The phenomenon of laser tweezing relies on a difference in refractive index between an object (ie. particle, typically 1-2 microns in diameter) and the medium surrounding it. When the particle is placed at the focal point of a beam of incident laser light in a confocal microscope, some of the light is deflected (ie. refracted) as it passes though the particle and the rest is reflected. The photons of the refracted light emerge from the particle with a different momentum from those incident on the particle due to the change in direction, and this creates a net force on the particle that 'pulls' it towards the objective lens. The reflected light on the other hand creates a force that 'pushes' the particle in the opposite direction from the pulling force due to the refracted light. The net effect of the two forces is a trapping force that holds the particle in the focus of the laser beam.
A simple diagram to show the
principles behind laser tweezing.
Forces due to reflected light are indicated in green. Forces due to refracted light are indicated in black.
The photons of the refracted light emerge from the particle with a different momentum from those incident on the particle due to the change in direction, and this creates a net (‘gradient’) force on the particle that acts in the z direction towards the objective lens. The reflected light on the other hand creates a (‘scattering’) force acts in the z direction in the opposite sense to the gradient force. The net effect of the two forces is a trapping force that holds the particle in the focus of the laser beam. If the particle moves away from the z axis in the x-y plane, the net gradient force acts to move the particle back towards the z axis.

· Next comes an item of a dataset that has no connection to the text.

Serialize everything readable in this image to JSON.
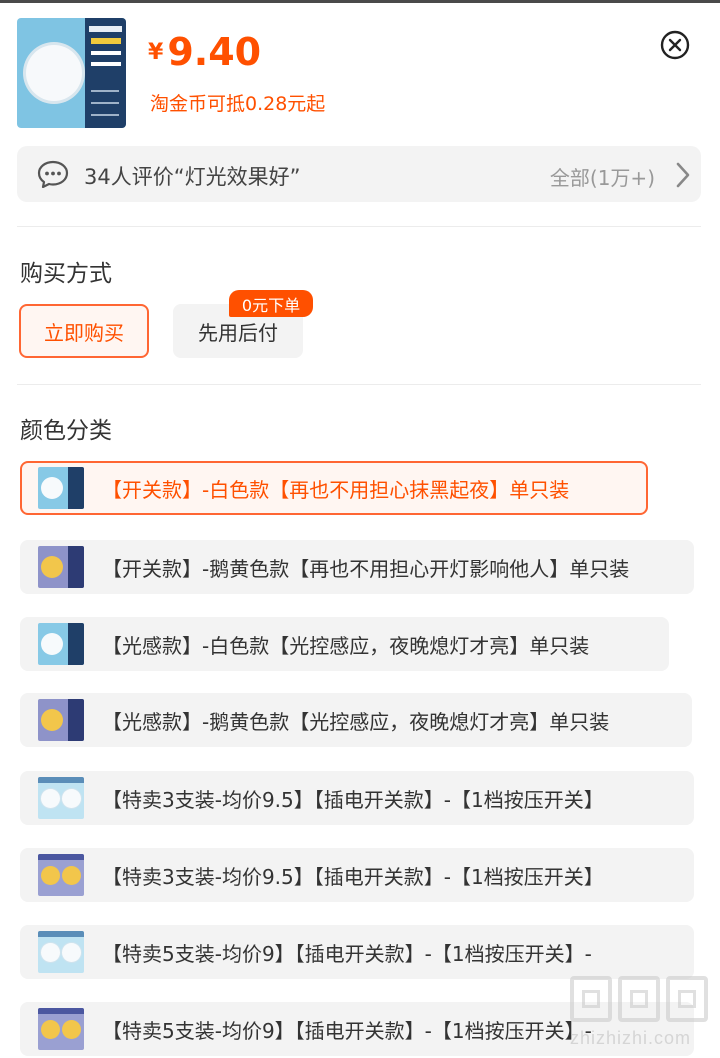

The experimental setup used for tweezing multiple liposomes is outlined below:
In order to trap liposomes,
a solid-state Nd:YAG microwave laser is used as the source of the
trapping beam. This is passed through a series of mirrors and lenses to
condition the beam. One of the most important of these is the AOD
device, which is able to move the focus of the laser
precisely and rapidly rapidly between a number of different loci. This
enables multiple particles to be trapped, providing that the diffusion
coefficient of each particle is significantly longer than the time
taken to switch between the different loci, which is usually the case. An
Ar-ion laser is used as the light source for excitation of fluorescent
markers, with a Uniblitz shutter included in order to allow the
excitation to be pulsed (in order to reduce photobleaching).
The whole apparatus is mounted on an air table to minimise disruption
The basic Raman tweezers
apparatus (Figure 3) as a little simpler than that required for trapping multiple
particles, and uses a cw Argon ion laser of wavelength 514.5 nm and maximum power 2 W. The beam is passed through
two sets of expansion optics (L1 to L4), reflected from a 33:67
beamsplitter and directed into the microscope. Here, a dichroic mirror
is used to reflect the beam through the objective lens (x63) where the
optical trap is formed. For trapping and
acquisition of Raman spectra the laser is attenuated to a power of 12
mW, measured at the entrance aperture of the objective lens.
Figure 3 A simplified diagram showing the basic experimental setup for laser tweezing of liposomes to enable observation of Raman scattering
The Raman light scattered from the focal point is collimated by the objective lens and passed back along the same optical pathway. A holographic notch filter is used to transmit only the Raman shifted light above 514.5 nm. The beam is then focussed on to the entrance slit of the spectrometer and detector. To allow observation of the trapped liposome, filtered light (>700 nm) from the microscope is used to image the particle onto a CCD camera.